Ms Harris – who was making history by becoming the first black woman to stand on a vice-presidential debate stage – said: “Last week the president of the United States took a debate stage in front of 70 million Americans and refused to condemn white supremacists.”
“Not true, not true,” said Mr Pence, arguing that when Ms Harris was a prosecutor in San Francisco African Americans were more likely to be prosecuted for minor drug offences than whites or Latinos.
The debate was notable for the questions that the candidates did not directly answer.
Mr Pence twice pressed Ms Harris on whether Mr Biden would expand the number of seats on the Supreme Court, which has had nine justices for a century and a half, but she spoke instead about Mr Trump’s current judicial nominee.
The Constitution does not say how many justices there must be on the Supreme Court, so if a president and Congress were to agree they could change the law to expand or shrink it.

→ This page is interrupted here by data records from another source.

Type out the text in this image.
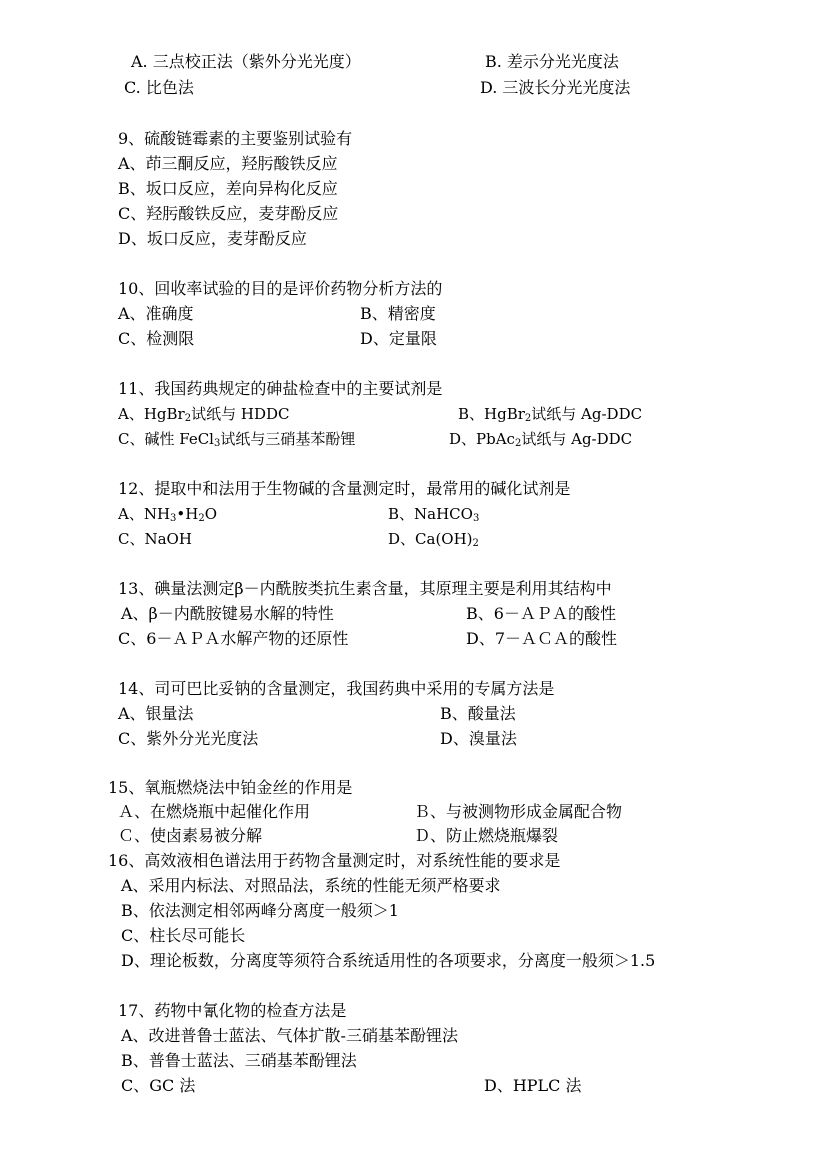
A. 三点校正法（紫外分光光度）	B. 差示分光光度法
C. 比色法	D. 三波长分光光度法
9、硫酸链霉素的主要鉴别试验有
A、茚三酮反应，羟肟酸铁反应
B、坂口反应，差向异构化反应
C、羟肟酸铁反应，麦芽酚反应
D、坂口反应，麦芽酚反应
10、回收率试验的目的是评价药物分析方法的
A、准确度	B、精密度
C、检测限	D、定量限
11、我国药典规定的砷盐检查中的主要试剂是
A、HgBr$_2$试纸与 HDDC	B、HgBr$_2$试纸与 Ag-DDC
C、碱性 FeCl$_3$试纸与三硝基苯酚锂	D、PbAc$_2$试纸与 Ag-DDC
12、提取中和法用于生物碱的含量测定时，最常用的碱化试剂是
A、$NH_3•H_2O$	B、NaHCO$_3$
C、NaOH	D、$Ca(OH)_2$
13、碘量法测定β－内酰胺类抗生素含量，其原理主要是利用其结构中
A、β－内酰胺键易水解的特性	B、6－ＡＰＡ的酸性
C、6－ＡＰＡ水解产物的还原性	D、7－ＡＣＡ的酸性
14、司可巴比妥钠的含量测定，我国药典中采用的专属方法是
A、银量法	B、酸量法
C、紫外分光光度法	D、溴量法
15、氧瓶燃烧法中铂金丝的作用是
Ａ、在燃烧瓶中起催化作用	Ｂ、与被测物形成金属配合物
Ｃ、使卤素易被分解	Ｄ、防止燃烧瓶爆裂
16、高效液相色谱法用于药物含量测定时，对系统性能的要求是
A、采用内标法、对照品法，系统的性能无须严格要求
B、依法测定相邻两峰分离度一般须＞1
C、柱长尽可能长
D、理论板数，分离度等须符合系统适用性的各项要求，分离度一般须＞1.5
17、药物中氰化物的检查方法是
A、改进普鲁士蓝法、气体扩散-三硝基苯酚锂法
B、普鲁士蓝法、三硝基苯酚锂法
C、GC 法	D、HPLC 法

Some Democrats have suggested doing this amid arguments over Mr Trump’s nominee, whose confirmation would cement a right-leaning majority on the top court. Mr Biden has not said whether he would support expanding the court if he became president.
Mr Pence – a mild mannered former Indiana governor known for his steadfast loyalty to Mr Trump – did not answer questions about whether he would want his home state of Indiana to ban abortion, or how the Trump administration would ensure medical coverage for sick Americans. Focus on the running mates has intensified given 74-year-old Mr Trump’s Covid-19 diagnosis, and the fact that Mr Biden would be the oldest president ever to take office at 78.
But when asked by the debate moderator about the chances of them taking over the presidency, both candidates skirted the subject.
Mr Pence, 61, assailed Mr Biden’s handling of the 2009 swine flu outbreak, and Ms Harris – the daughter of an Indian mother and a Jamaican father – spoke of her own biography.